1.      Varian Mikrokontroler AVR
Antar seri mikrokontroler AVR memiliki beragam tipe dan fasilitas, namun kesemuanya memiliki arsitektur yang sama, dan juga set instruksi yang relatif tidak berbeda. Tabel dibawah ini membandingkan beberapa seri mikrokontroler AVR buatan Atmel.
Keterangan:
·         Flashadalah suatu jenis Read Only Memory yang biasanya diisi dengan program hasil buatan manusia yang harus dijalankan oleh mikrokontroler
·         RAM (Random Acces Memory) merupakan memori yang membantu CPU untuk penyimpanan data sementara dan pengolahan data ketika program sedang running
·         EEPROM (Electrically Erasable Programmable Read Only Memory) adalah memori untuk penyimpanan data secara permanen oleh program yang sedang running
·         Port I/O adalah kaki untuk jalur keluar atau masuk sinyal sebagai hasil keluaran ataupun masukan bagi program
·         Timer adalah modul dalam hardware yang bekerja untuk menghitung waktu/pulsa
§  UART (Universal Asynchronous Receive Transmit) adalah jalur komunikasi data khusus secara serial asynchronous
·         PWM (Pulse Width Modulation) adalah fasilitas untuk membuat modulasi pulsa
·         ADC (Analog to Digital Converter) adalah fasilitas untuk dapat menerima sinyal analog dalam range tertentu untuk kemudian dikonversi menjadi suatu nilai digital dalam range tertentu
·         SPI (Serial Peripheral Interface) adalah jalur komunikasi data khusus secara serial secara serial synchronous
·         ISP (In System Programming) adalah kemampuan khusus mikrokontroler untuk dapat diprogram langsung dalam sistem rangkaiannya dengan membutuhkan jumlah pin yang minimal
1.      Arsitektur Mikrokontroler AVR
Mikrokontroler AVR sudah menggunakan konsep arsitektur Harvard yang memisahkan memori dan bus untuk data dan program, serta sudah menerapkan single level pipelining. Selain itu mikrokontroler AVR juga mengimplementasikan RISC (Reduced Instruction Set Computing) sehingga eksekusi instruksi dapat berlangsung sangat cepat dan efisien. Blok sistem mikrokontroler AVR dapat dilihat dalam Gambar 2.1.
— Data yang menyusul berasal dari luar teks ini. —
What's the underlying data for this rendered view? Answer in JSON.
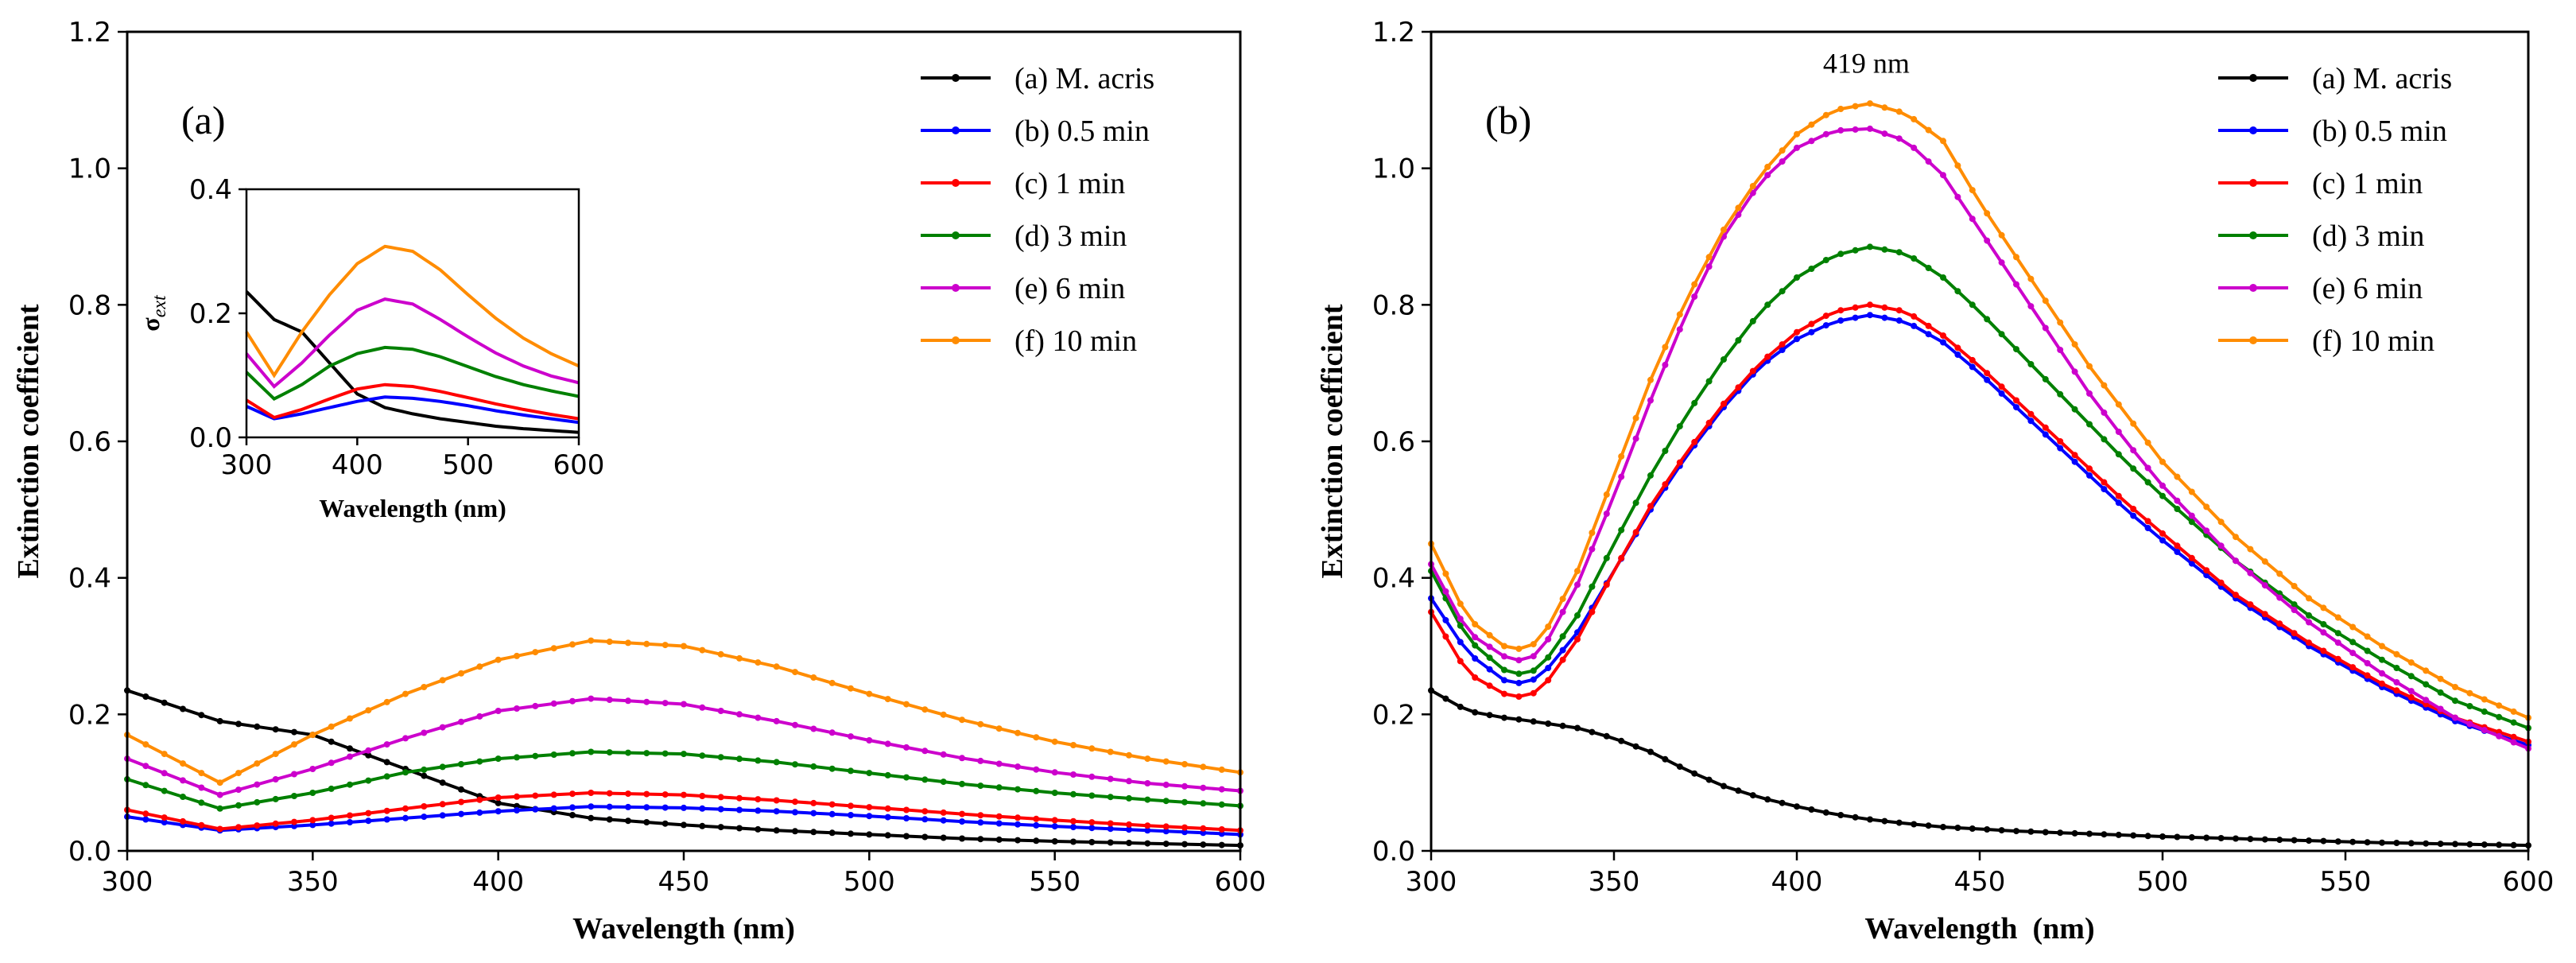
{
  "chart_data": [
    {
      "type": "line",
      "panel_label": "(a)",
      "xlabel": "Wavelength (nm)",
      "ylabel": "Extinction coefficient",
      "xlim": [
        300,
        600
      ],
      "ylim": [
        0,
        1.2
      ],
      "x_ticks": [
        "300",
        "350",
        "400",
        "450",
        "500",
        "550",
        "600"
      ],
      "y_ticks": [
        "0.0",
        "0.2",
        "0.4",
        "0.6",
        "0.8",
        "1.0",
        "1.2"
      ],
      "legend_position": "top-right",
      "x": [
        300,
        325,
        350,
        375,
        400,
        425,
        450,
        475,
        500,
        525,
        550,
        575,
        600
      ],
      "series": [
        {
          "name": "(a) M. acris",
          "color": "#000000",
          "values": [
            0.235,
            0.19,
            0.17,
            0.12,
            0.07,
            0.048,
            0.038,
            0.03,
            0.024,
            0.018,
            0.014,
            0.011,
            0.008
          ]
        },
        {
          "name": "(b) 0.5 min",
          "color": "#0000ff",
          "values": [
            0.05,
            0.03,
            0.038,
            0.048,
            0.058,
            0.065,
            0.063,
            0.058,
            0.051,
            0.043,
            0.036,
            0.03,
            0.024
          ]
        },
        {
          "name": "(c) 1 min",
          "color": "#ff0000",
          "values": [
            0.06,
            0.032,
            0.045,
            0.062,
            0.078,
            0.085,
            0.082,
            0.074,
            0.064,
            0.054,
            0.045,
            0.037,
            0.03
          ]
        },
        {
          "name": "(d) 3 min",
          "color": "#008000",
          "values": [
            0.105,
            0.062,
            0.085,
            0.115,
            0.135,
            0.145,
            0.142,
            0.13,
            0.114,
            0.098,
            0.085,
            0.075,
            0.066
          ]
        },
        {
          "name": "(e) 6 min",
          "color": "#cc00cc",
          "values": [
            0.135,
            0.082,
            0.12,
            0.165,
            0.205,
            0.223,
            0.215,
            0.19,
            0.162,
            0.136,
            0.115,
            0.099,
            0.088
          ]
        },
        {
          "name": "(f) 10 min",
          "color": "#ff8c00",
          "values": [
            0.17,
            0.1,
            0.17,
            0.23,
            0.28,
            0.308,
            0.3,
            0.27,
            0.23,
            0.192,
            0.16,
            0.135,
            0.115
          ]
        }
      ],
      "inset": {
        "ylabel": "σext",
        "xlabel": "Wavelength (nm)",
        "xlim": [
          300,
          600
        ],
        "ylim": [
          0,
          0.4
        ],
        "x_ticks": [
          "300",
          "400",
          "500",
          "600"
        ],
        "y_ticks": [
          "0.0",
          "0.2",
          "0.4"
        ]
      }
    },
    {
      "type": "line",
      "panel_label": "(b)",
      "xlabel": "Wavelength  (nm)",
      "ylabel": "Extinction coefficient",
      "xlim": [
        300,
        600
      ],
      "ylim": [
        0,
        1.2
      ],
      "x_ticks": [
        "300",
        "350",
        "400",
        "450",
        "500",
        "550",
        "600"
      ],
      "y_ticks": [
        "0.0",
        "0.2",
        "0.4",
        "0.6",
        "0.8",
        "1.0",
        "1.2"
      ],
      "legend_position": "top-right",
      "annotation": "419 nm",
      "annotation_x": 419,
      "annotation_y": 1.14,
      "x": [
        300,
        310,
        320,
        325,
        330,
        340,
        350,
        360,
        370,
        380,
        390,
        400,
        410,
        420,
        430,
        440,
        450,
        460,
        470,
        480,
        490,
        500,
        520,
        540,
        560,
        580,
        600
      ],
      "series": [
        {
          "name": "(a) M. acris",
          "color": "#000000",
          "values": [
            0.235,
            0.205,
            0.195,
            0.192,
            0.188,
            0.18,
            0.165,
            0.145,
            0.118,
            0.095,
            0.078,
            0.065,
            0.054,
            0.046,
            0.04,
            0.035,
            0.032,
            0.029,
            0.027,
            0.025,
            0.023,
            0.021,
            0.018,
            0.015,
            0.012,
            0.01,
            0.008
          ]
        },
        {
          "name": "(b) 0.5 min",
          "color": "#0000ff",
          "values": [
            0.37,
            0.29,
            0.25,
            0.245,
            0.255,
            0.32,
            0.41,
            0.5,
            0.58,
            0.65,
            0.71,
            0.75,
            0.775,
            0.785,
            0.775,
            0.745,
            0.7,
            0.65,
            0.6,
            0.55,
            0.5,
            0.455,
            0.37,
            0.3,
            0.24,
            0.19,
            0.155
          ]
        },
        {
          "name": "(c) 1 min",
          "color": "#ff0000",
          "values": [
            0.35,
            0.26,
            0.23,
            0.225,
            0.235,
            0.31,
            0.41,
            0.505,
            0.585,
            0.655,
            0.715,
            0.76,
            0.79,
            0.8,
            0.79,
            0.755,
            0.71,
            0.66,
            0.61,
            0.56,
            0.51,
            0.465,
            0.375,
            0.305,
            0.245,
            0.195,
            0.16
          ]
        },
        {
          "name": "(d) 3 min",
          "color": "#008000",
          "values": [
            0.41,
            0.31,
            0.265,
            0.258,
            0.268,
            0.345,
            0.45,
            0.55,
            0.64,
            0.72,
            0.79,
            0.84,
            0.872,
            0.885,
            0.875,
            0.84,
            0.79,
            0.735,
            0.68,
            0.625,
            0.57,
            0.52,
            0.425,
            0.345,
            0.28,
            0.22,
            0.18
          ]
        },
        {
          "name": "(e) 6 min",
          "color": "#cc00cc",
          "values": [
            0.42,
            0.32,
            0.285,
            0.278,
            0.29,
            0.39,
            0.52,
            0.66,
            0.79,
            0.9,
            0.98,
            1.03,
            1.055,
            1.058,
            1.04,
            0.99,
            0.91,
            0.83,
            0.75,
            0.67,
            0.6,
            0.535,
            0.425,
            0.335,
            0.26,
            0.195,
            0.15
          ]
        },
        {
          "name": "(f) 10 min",
          "color": "#ff8c00",
          "values": [
            0.45,
            0.34,
            0.3,
            0.295,
            0.308,
            0.41,
            0.55,
            0.69,
            0.81,
            0.91,
            0.99,
            1.05,
            1.085,
            1.095,
            1.08,
            1.04,
            0.95,
            0.87,
            0.79,
            0.71,
            0.64,
            0.57,
            0.46,
            0.37,
            0.3,
            0.24,
            0.195
          ]
        }
      ]
    }
  ]
}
Gambar 2.1 Blok Diagram Mikrokontroler AVR
Salah satu seri mikrokontroler AVR yang banyak menjadi andalan saat ini adalah tipe ATtiny2313 dan ATmega8535. Seri ATtiny2313 banyak digunakan untuk sistem yang relatif sederhana dan berukuran kecil. Berikut adalah feature-feature mikrokontroler seri ATtiny2313.
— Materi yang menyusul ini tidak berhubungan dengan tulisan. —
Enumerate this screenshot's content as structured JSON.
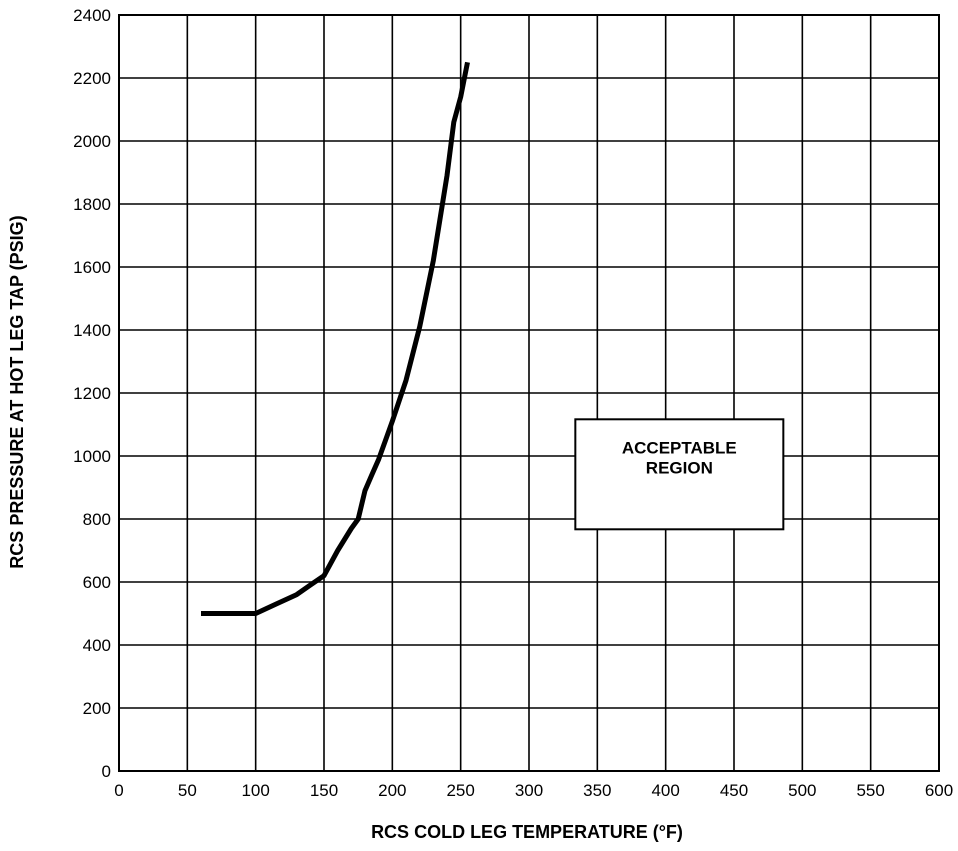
{
  "chart_data": {
    "type": "line",
    "title": "",
    "xlabel": "RCS COLD LEG TEMPERATURE (°F)",
    "ylabel": "RCS PRESSURE AT HOT LEG TAP (PSIG)",
    "xlim": [
      0,
      600
    ],
    "ylim": [
      0,
      2400
    ],
    "xticks": [
      0,
      50,
      100,
      150,
      200,
      250,
      300,
      350,
      400,
      450,
      500,
      550,
      600
    ],
    "yticks": [
      0,
      200,
      400,
      600,
      800,
      1000,
      1200,
      1400,
      1600,
      1800,
      2000,
      2200,
      2400
    ],
    "grid": true,
    "legend": "none",
    "line_color": "#000000",
    "series": [
      {
        "x": [
          60,
          100,
          115,
          130,
          140,
          150,
          160,
          170,
          175,
          180,
          185,
          190,
          195,
          200,
          210,
          220,
          230,
          240,
          245,
          250,
          255
        ],
        "y": [
          500,
          500,
          530,
          560,
          590,
          620,
          700,
          770,
          800,
          890,
          940,
          990,
          1050,
          1110,
          1240,
          1410,
          1620,
          1890,
          2060,
          2140,
          2250
        ]
      }
    ],
    "annotations": [
      {
        "lines": [
          "ACCEPTABLE",
          "REGION"
        ],
        "x": 410,
        "y": 980
      }
    ]
  }
}
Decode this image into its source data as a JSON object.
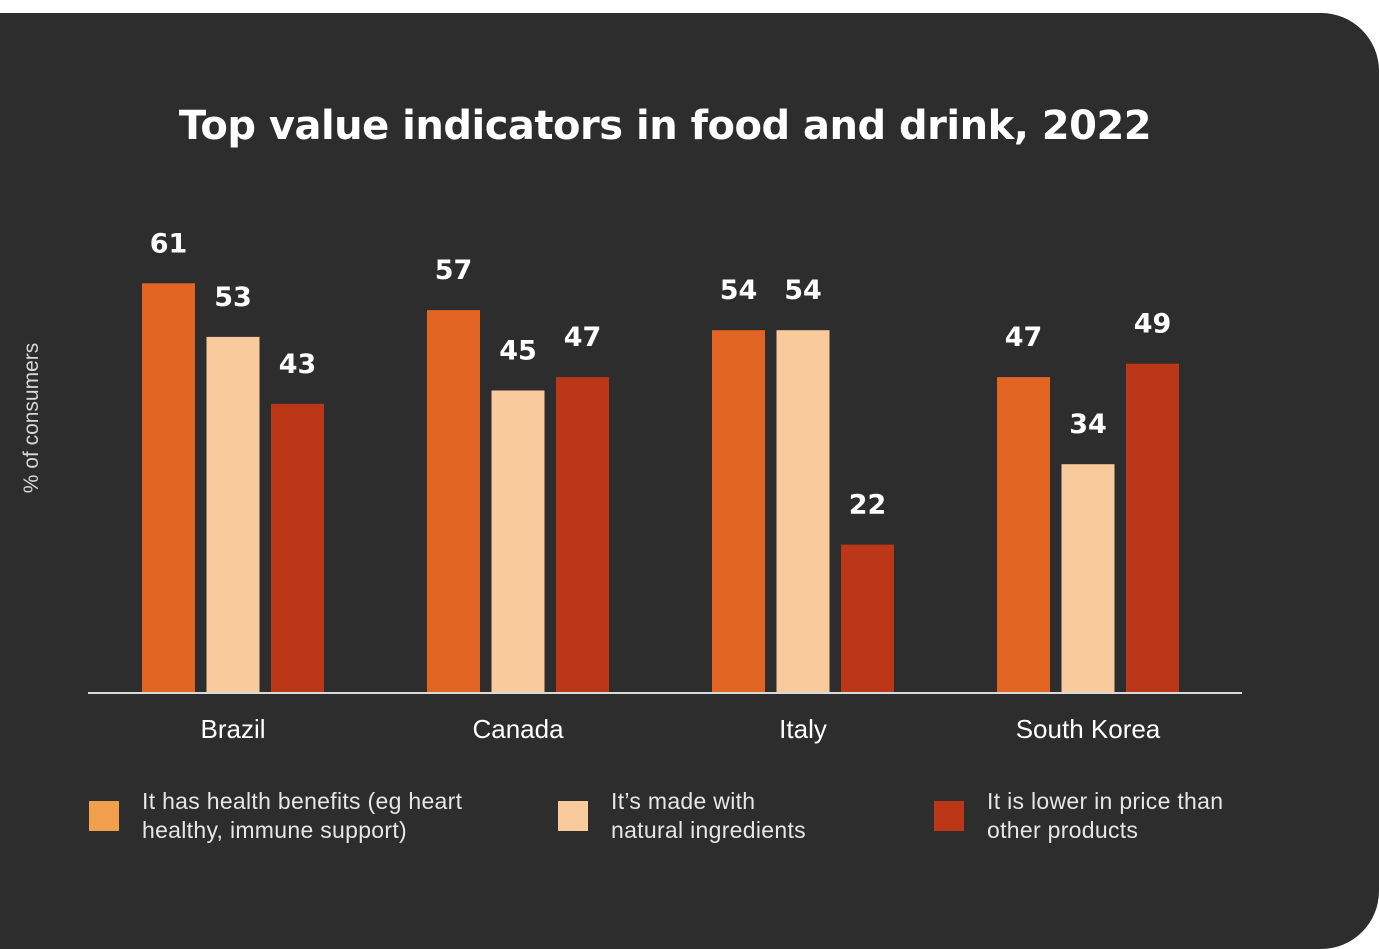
{
  "chart_data": {
    "type": "bar",
    "title": "Top value indicators in food and drink, 2022",
    "ylabel": "% of consumers",
    "xlabel": "",
    "ylim": [
      0,
      61
    ],
    "grid": false,
    "legend_position": "bottom",
    "categories": [
      "Brazil",
      "Canada",
      "Italy",
      "South Korea"
    ],
    "series": [
      {
        "name": "It has health benefits (eg heart healthy, immune support)",
        "legend_lines": [
          "It has health benefits (eg heart",
          "healthy, immune support)"
        ],
        "color": "#e36523",
        "swatch_color": "#f2a04e",
        "values": [
          61,
          57,
          54,
          47
        ]
      },
      {
        "name": "It’s made with natural ingredients",
        "legend_lines": [
          "It’s made with",
          "natural ingredients"
        ],
        "color": "#f9ca9b",
        "swatch_color": "#f9ca9b",
        "values": [
          53,
          45,
          54,
          34
        ]
      },
      {
        "name": "It is lower in price than other products",
        "legend_lines": [
          "It is lower in price than",
          "other products"
        ],
        "color": "#bc3618",
        "swatch_color": "#bc3618",
        "values": [
          43,
          47,
          22,
          49
        ]
      }
    ]
  },
  "colors": {
    "background": "#2d2d2d",
    "axis": "#d9d9d9",
    "text": "#ffffff"
  }
}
·         Kapasitas memori Flash 2 Kbytes untuk program
·         Kapasitas memori EEPROM 128 bytes untuk data
·         Maksimal 18 pin I/O
·         8 interrupt
·         8-bit timer
·         Analog komparator
·         On-chip oscillator
·         Fasilitas In System Programming (ISP)
Sedangkan ATmega8535 banyak digunakan untuk sistem yang kompleks, memiliki input sinyal analog, dan membutuhkan memori yang relatif lebih besar. Berikut adalah feature-feature mikrokontroler seri ATmega8535.
·         Memori Flash 8 Kbytes untuk program
·         Memori EEPROM 512 bytes untuk data
·         Memori SRAM 512 bytes untuk data
·         Maksimal 32 pin I/O
·         20 interrupt
·         Satu 16-bit timer dan dua 8-bit timer
·         8 channel ADC 10 bit
·         Komunikasi serial melalui SPI dan USART
·         Analog komparator
·         4 I/O PWM
·         Fasilitas In System Programming (ISP)
Materi lebih lengkap tentang Mikrokontroler AVR silahkan download disini

2. Mikrokontroler MCS-51
Mikrokonktroler ini termasuk dalam keluarga mikrokonktroler CISC (Complex Instruction Set Computer). Sebagian besar instruksinya dieksekusi dalam 12 siklus clock.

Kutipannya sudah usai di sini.